Dear Leila,
==Question==
Do you know of a dataset we can use as ground truth
for aligning
sections of one article in two languages?
This question is super interesting to me. I am not aware of any ground
truth data, but could imagine trying to build some from
[[Template:Translated_page]]. At least on enwiki it has a "section"
parameter that is to be set:
If the inserted translation is contained in one
section of the target
page, insert its name here. (A direct link to that section will be created.)
It also has a "version" parameter, and it might be possible to identify
cases where a section was added to the source after the translation was
made. This could then become a corpus to "learn the missing section". I
guess something similar could be done with articles created with the
Content Translation tool where a section was later added to the source.
==Context==
As part of the research we are doing to build recommendation systems
that can recommend sections (or templates) for already existing
Wikipedia articles, we are looking at the problem of section alignment
between languages, i.e., given two languages x and y and two version
of article a in these two languages, can an algorithm (with relatively
high accuracy) tell us which section in the article in language x
correspond to which other section in the article in language y?

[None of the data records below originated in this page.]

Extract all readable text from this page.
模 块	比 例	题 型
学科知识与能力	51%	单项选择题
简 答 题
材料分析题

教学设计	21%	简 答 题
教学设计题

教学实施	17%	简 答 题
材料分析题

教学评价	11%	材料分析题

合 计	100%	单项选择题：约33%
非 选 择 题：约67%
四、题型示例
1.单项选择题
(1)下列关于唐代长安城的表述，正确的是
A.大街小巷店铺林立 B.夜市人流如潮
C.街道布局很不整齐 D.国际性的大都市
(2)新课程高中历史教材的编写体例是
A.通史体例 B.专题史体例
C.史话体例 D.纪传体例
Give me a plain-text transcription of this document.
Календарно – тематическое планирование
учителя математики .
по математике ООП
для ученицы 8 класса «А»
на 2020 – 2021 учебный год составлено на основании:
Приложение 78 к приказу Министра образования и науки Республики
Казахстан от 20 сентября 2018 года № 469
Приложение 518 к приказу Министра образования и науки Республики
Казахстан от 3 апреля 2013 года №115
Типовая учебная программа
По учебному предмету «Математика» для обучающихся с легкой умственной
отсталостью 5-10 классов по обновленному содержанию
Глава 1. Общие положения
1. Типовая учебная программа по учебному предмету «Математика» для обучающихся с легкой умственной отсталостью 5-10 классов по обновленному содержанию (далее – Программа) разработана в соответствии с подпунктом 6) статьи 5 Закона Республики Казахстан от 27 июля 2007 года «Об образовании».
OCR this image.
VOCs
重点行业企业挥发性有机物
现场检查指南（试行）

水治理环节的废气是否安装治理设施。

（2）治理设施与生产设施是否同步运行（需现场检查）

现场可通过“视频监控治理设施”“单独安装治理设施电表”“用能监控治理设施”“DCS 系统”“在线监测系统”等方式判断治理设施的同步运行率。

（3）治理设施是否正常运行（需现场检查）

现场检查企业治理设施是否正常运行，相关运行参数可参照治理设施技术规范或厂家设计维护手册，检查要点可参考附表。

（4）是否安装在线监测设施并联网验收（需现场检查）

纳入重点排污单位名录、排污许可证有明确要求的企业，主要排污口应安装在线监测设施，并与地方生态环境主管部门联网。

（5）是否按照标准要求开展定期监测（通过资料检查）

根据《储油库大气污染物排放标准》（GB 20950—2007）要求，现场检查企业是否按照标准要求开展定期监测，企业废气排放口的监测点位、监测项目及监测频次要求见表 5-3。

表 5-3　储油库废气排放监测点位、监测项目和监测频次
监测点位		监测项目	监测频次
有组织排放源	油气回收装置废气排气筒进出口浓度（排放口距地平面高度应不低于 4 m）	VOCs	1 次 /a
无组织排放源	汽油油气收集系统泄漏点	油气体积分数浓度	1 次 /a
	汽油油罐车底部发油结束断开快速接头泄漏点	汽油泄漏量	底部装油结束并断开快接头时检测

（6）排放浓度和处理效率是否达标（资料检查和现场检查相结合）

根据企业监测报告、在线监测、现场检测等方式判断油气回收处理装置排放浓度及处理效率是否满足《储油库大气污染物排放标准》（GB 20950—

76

While I am not aware of research on Wikipedia section alignment per se,
there is a good amount of work on sentence alignment and building
parallel/bilingual corpora that seems relevant to to this [1-4]. I can
imagine an approach that would look for near matches across two Wikipedia
articles in different languages and then examine the distribution of these
sentences within sections to see if one or more sections looked to be
omitted. One challenge is the sub-article problem [5], which of course you
are already familiar. I wonder whether computing the overlap in article
links a la Omnipedia [6] and then examining the distribution of these
between sections would work and be much less computationally intensive. I
fear, however, that this could over identify sections further down an
article as missing given (I believe) that article links are often
concentrated towards the beginning of an article.
[1] Learning Joint Multilingual Sentence Representations with Neural
Machine Translation. 2017
https://arxiv.org/abs/1704.04154
[2] Fast and Accurate Sentence Alignment of Bilingual Corpora. 2002.
https://www.microsoft.com/en-us/research/publication/fast-and-accurate-sent…
[3] Large scale parallel document mining for machine translation. 2010.
http://www.aclweb.org/anthology/C/C10/C10-1124.pdf
[4] Building Bilingual Parallel Corpora Based on Wikipedia. 2010.
http://www.academia.edu/download/39073036/building_bilingual_parallel_corpo…
[5] Problematizing and Addressing the Article-as-Concept Assumption in
Wikipedia. 2017
http://www.brenthecht.com/publications/cscw17_subarticles.pdf
[6] Omnipedia: Bridging the Wikipedia Language Gap. 2012.
http://www.brenthecht.com/papers/bhecht_CHI2012_omnipedia.pdf
Best wishes,
Scott
--
Dr Scott Hale
Senior Data Scientist
Oxford Internet Institute, University of Oxford
Turing Fellow, Alan Turing Institute
http://www.scotthale.net/
scott.hale(a)oii.ox.ac.uk